Wednesday, October 23, 2013

GRAVITY (2013)

Director Alfonso Cuaron begins his film orbiting over Earth with Emmanuel Lubezki’s fluid camera moving languidly toward the Hubble Space Telescope where a tethered Mission Specialist Ryan Stone (Sandra Bullock) works on the satellite, fighting the queasiness of zero gravity. Meanwhile veteran Mission Commander Matt Kowalski (George Clooney) cracks jokes and darts around on a jet pack, hoping to break the spacewalk record. This first shot lasts over ten minutes and has a beauty and serenity that lulls us into forgetting the opening title card’s admonishment: “Life in space is impossible.” The voice of Houston (an unseen Ed Harris) breaks in with the news that a cloud of debris moving at great speed is on a collision course with the astronauts. Before the crew can escape, the shrapnel strikes, leaving their spacecraft devastated, communication with Houston disrupted, and Kowalski and Stone stranded. Armed with a depleted jet pack, dwindling oxygen tanks, and a tether holding them together, the castaways make their way toward the nearest potential refuge, the International Space Station. Cuaron’s screenplay, which he co-wrote with son Jonas, makes space the ultimate antagonist – dispassionate and merciless. Every action Kowalski and Stone take for survival is fraught with obstacles and mortal danger, which makes for riveting, breathless cinema. The writers stumble (most likely at the studio’s behest) when they add a maudlin human-interest back-story for Stone in which she lost her daughter in an accident years ago and must learn to let go. That quibble aside, you are unlikely to see a more economical, pulse-quickening adventure this year.
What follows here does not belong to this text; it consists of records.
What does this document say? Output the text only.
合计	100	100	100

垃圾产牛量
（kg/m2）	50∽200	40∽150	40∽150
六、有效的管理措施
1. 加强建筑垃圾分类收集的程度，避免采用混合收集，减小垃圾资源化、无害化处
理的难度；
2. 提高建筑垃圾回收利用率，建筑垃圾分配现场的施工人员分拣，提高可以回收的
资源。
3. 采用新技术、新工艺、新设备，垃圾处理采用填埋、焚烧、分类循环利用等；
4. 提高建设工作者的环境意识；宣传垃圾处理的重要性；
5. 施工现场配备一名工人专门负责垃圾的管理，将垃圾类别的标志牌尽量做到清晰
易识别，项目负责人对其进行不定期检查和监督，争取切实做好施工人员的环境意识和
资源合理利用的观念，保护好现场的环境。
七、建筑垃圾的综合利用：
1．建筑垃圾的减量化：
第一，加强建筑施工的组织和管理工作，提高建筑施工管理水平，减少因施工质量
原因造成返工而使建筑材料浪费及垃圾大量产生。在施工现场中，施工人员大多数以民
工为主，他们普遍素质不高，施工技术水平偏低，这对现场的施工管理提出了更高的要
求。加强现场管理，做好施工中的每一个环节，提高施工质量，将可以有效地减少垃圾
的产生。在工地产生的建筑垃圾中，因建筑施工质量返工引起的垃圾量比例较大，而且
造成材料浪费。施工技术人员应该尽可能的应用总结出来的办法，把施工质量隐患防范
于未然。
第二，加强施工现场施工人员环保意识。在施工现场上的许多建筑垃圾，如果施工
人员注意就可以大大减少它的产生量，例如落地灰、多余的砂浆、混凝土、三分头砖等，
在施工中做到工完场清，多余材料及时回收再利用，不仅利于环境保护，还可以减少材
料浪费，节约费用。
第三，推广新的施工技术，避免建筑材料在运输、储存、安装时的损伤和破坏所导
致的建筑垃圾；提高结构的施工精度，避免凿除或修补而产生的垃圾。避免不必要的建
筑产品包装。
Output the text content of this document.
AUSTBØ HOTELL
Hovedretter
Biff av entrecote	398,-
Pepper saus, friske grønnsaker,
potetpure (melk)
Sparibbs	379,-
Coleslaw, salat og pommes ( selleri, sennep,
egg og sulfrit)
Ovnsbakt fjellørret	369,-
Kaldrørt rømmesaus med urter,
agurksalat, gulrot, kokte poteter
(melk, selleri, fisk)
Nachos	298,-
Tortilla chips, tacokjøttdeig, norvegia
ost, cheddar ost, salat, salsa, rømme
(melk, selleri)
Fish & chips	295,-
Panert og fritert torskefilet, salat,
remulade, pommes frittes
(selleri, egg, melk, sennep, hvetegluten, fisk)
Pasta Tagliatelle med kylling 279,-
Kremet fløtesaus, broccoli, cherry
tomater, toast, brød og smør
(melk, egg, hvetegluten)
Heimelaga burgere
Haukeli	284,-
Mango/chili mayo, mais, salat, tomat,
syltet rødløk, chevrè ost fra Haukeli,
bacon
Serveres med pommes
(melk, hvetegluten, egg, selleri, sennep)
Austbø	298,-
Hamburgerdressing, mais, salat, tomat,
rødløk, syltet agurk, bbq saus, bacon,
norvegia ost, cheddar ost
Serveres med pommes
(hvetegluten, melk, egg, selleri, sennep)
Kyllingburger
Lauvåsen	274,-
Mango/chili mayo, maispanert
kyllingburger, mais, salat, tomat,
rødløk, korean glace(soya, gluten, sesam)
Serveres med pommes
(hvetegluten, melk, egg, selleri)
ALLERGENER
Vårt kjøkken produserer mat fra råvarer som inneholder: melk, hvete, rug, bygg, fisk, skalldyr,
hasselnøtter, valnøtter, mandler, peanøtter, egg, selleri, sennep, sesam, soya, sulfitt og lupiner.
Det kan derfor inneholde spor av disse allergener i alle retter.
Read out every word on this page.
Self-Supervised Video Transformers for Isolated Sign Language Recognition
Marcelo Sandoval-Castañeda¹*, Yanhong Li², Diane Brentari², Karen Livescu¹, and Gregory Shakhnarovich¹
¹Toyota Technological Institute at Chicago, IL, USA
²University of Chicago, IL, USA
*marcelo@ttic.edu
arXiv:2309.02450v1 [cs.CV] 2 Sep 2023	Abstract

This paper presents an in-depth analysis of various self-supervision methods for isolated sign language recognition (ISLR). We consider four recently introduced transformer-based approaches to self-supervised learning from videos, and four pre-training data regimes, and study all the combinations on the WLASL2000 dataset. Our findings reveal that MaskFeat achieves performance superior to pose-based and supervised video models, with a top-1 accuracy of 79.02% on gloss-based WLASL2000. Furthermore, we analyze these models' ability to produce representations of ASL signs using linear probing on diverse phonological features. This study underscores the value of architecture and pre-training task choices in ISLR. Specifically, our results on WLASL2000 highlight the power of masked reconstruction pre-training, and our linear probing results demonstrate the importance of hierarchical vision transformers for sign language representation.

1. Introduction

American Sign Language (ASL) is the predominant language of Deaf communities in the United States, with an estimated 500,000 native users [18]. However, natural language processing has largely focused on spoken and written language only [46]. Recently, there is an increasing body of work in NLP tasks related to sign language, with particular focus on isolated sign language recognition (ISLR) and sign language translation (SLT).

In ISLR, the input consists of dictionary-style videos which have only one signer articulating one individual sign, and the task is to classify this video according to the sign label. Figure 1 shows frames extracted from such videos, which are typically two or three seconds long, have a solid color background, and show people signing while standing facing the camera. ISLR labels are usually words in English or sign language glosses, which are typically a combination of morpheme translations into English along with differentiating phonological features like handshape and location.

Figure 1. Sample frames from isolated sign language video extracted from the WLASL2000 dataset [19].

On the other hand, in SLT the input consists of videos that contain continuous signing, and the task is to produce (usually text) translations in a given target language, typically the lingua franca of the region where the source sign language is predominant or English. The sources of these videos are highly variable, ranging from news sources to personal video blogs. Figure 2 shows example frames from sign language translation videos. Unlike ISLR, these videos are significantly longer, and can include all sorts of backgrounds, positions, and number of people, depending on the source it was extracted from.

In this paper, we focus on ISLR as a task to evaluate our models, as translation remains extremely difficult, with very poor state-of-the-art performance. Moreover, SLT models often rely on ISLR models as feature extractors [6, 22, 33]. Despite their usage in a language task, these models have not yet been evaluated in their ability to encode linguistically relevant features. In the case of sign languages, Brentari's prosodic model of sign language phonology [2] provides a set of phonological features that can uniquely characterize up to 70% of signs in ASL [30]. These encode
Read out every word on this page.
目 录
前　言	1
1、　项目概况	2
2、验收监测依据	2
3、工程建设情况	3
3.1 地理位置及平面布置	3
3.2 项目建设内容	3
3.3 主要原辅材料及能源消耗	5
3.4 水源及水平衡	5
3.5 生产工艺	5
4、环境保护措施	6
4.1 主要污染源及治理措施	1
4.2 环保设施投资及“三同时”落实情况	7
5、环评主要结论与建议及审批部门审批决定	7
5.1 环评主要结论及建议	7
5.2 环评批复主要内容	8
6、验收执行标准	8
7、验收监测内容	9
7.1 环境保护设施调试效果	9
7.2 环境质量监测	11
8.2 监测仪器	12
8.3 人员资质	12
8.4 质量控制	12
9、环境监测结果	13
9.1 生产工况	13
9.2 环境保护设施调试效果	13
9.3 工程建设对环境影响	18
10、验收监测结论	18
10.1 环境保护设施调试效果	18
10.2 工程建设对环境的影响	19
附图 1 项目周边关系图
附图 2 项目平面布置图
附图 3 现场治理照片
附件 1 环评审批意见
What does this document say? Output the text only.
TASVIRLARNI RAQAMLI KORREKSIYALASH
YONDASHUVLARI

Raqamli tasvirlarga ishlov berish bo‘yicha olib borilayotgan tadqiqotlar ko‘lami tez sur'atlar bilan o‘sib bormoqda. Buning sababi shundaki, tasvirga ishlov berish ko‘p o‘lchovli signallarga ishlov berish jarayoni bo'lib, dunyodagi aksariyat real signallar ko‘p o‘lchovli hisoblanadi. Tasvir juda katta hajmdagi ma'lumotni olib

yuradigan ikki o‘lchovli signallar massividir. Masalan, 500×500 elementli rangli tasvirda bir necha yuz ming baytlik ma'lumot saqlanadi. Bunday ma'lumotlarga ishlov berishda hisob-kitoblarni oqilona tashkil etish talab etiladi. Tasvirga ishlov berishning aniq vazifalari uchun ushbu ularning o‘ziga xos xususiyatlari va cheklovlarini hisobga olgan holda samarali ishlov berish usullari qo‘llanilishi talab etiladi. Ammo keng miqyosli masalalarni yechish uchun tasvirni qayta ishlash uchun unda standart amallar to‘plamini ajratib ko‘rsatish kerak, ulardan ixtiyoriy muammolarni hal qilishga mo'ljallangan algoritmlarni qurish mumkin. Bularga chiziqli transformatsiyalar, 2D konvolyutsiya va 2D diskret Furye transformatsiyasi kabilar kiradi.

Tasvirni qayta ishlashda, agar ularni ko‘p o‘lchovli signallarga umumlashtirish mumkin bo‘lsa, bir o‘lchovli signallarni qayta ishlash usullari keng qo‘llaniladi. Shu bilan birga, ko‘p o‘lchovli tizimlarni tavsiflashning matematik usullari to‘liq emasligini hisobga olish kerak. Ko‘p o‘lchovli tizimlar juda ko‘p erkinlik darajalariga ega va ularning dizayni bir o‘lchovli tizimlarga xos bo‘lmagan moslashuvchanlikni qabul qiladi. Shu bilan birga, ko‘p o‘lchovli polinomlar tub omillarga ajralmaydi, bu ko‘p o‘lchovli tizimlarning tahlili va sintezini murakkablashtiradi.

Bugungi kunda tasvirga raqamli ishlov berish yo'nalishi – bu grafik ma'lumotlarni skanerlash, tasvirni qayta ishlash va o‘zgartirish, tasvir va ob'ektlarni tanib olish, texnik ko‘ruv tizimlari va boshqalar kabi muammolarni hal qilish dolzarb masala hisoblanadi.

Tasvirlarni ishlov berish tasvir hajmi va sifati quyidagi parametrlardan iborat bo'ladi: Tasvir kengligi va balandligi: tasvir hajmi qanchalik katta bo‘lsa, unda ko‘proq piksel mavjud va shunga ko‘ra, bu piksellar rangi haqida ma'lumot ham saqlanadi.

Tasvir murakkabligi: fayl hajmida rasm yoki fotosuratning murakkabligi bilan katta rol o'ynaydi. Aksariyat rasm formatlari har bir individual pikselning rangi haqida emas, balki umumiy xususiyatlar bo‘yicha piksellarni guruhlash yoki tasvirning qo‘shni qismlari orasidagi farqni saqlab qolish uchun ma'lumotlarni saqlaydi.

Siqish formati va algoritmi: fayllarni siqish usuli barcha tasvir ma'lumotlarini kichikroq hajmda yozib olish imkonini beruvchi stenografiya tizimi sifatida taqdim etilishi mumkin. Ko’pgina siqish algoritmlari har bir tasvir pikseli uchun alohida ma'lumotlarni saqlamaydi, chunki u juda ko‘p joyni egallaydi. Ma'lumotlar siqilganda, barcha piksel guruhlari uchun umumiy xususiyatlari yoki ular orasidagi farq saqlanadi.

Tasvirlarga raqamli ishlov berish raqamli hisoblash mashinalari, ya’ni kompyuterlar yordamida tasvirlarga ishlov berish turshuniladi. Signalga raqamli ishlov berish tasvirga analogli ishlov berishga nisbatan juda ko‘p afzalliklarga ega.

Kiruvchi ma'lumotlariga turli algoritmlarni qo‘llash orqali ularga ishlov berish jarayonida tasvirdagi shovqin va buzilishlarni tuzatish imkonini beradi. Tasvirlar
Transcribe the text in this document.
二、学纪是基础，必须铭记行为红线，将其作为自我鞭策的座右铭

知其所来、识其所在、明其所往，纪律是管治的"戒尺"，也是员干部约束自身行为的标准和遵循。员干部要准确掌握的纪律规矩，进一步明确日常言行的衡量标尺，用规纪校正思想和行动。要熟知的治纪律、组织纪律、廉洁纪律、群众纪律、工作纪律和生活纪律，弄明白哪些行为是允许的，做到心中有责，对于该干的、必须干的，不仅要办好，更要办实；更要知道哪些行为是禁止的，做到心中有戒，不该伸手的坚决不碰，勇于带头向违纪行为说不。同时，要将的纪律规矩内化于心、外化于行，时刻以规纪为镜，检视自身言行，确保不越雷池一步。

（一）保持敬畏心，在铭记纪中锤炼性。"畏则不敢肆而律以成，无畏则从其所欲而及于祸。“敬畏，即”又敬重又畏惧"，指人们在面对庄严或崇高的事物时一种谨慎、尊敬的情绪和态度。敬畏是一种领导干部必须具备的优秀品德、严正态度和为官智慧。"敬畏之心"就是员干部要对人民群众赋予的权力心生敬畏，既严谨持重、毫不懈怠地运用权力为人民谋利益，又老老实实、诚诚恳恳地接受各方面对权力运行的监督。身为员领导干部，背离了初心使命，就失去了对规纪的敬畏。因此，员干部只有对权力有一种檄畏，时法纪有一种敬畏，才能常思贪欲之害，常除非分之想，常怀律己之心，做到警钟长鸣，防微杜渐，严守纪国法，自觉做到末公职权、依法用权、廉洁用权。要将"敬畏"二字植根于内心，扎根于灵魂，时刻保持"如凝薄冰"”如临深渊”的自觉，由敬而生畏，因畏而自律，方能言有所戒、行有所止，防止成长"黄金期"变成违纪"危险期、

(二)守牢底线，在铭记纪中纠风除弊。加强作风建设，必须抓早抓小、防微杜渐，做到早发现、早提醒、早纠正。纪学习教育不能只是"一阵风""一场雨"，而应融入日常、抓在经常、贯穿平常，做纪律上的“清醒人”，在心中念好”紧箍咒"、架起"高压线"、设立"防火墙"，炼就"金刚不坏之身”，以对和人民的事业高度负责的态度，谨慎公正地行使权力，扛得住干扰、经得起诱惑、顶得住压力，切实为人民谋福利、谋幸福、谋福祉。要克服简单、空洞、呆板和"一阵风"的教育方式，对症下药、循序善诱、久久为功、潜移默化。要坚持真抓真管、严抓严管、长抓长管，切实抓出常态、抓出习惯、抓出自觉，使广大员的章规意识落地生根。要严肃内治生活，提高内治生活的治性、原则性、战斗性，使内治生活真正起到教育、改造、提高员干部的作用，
Bullock is compelling, and Clooney is Clooney, which is just fine. The film’s technical achievement is as brilliant as it is subtle. With the help of ace cinematographer Lubezki and a battalion of special effects gurus, Cuaron drops us into the action and completely convinces us that we, like Stone and Kowalski, are adrift in space. When we emerge on shaky legs from the theater (where the movie should be seen, dare I say in 3-D) gravity never felt so good.

Friday, October 18, 2013

12 YEARS A SLAVE (2013)

Near the end of his remarkable film, director Steve McQueen holds a close up of the anxious face of Solomon Northup (Chiwetel Ejiofor). The slave has convinced Bass (Brad Pitt), an abolitionist from Canada, to send a message to his former employer in the North to help him regain his stolen freedom. But hope has been stymied and trust betrayed before, so he waits. And for a brief moment Northup looks directly at the viewer, not accusing but with anguish. This startling shot reminds us that this is not merely a film about humanity’s capacity for both shocking cruelty and unfathomable resilience, but a jolting glimpse into our at times shameful collective national history. In recounting this history McQueen and screenwriter John Ridley, who adapted Northup’s book of the same name, refuse to indulge in cheap melodrama and allow a muted tone to provide apt counterpoint to the oppression on display. The filmmakers let shots linger past comfort and deny the viewer easy catharsis. We watch the horrific particulars of life in the antebellum South through the eyes of Northup, an educated free black man who lived comfortably as a musician in upstate New York with his wife and two young children before being lured to Washington, D.C., for a job, kidnapped, and sold into slavery under a false name to a plantation owner in Louisiana. He manages to hide his ability to read and write, but his organizational and carpentry skills earn him the favor of kindly master Ford (Benedict Cumberbatch) and escalating hostility from construction supervisor Tibeats (Paul Dano). This conflict forces Ford to sell Northup to jealous master Epps (Michael Fassbender) whose green eye frequently wanders to hardworking slave girl Patsey (Lupita Nyong’o) over his wife’s (Sarah Paulson) violent objections. Rounding out an exceptional cast are Paul Giamatti and Alfre Woodard in small but memorable roles. Ridley’s episodic script weaves a rich tapestry with matter-of-fact care, anchored by McQueen’s striking visuals. However, Ejiofor carries the film on his broad shoulders and in his eloquent eyes with a quiet dignity that speaks volumes.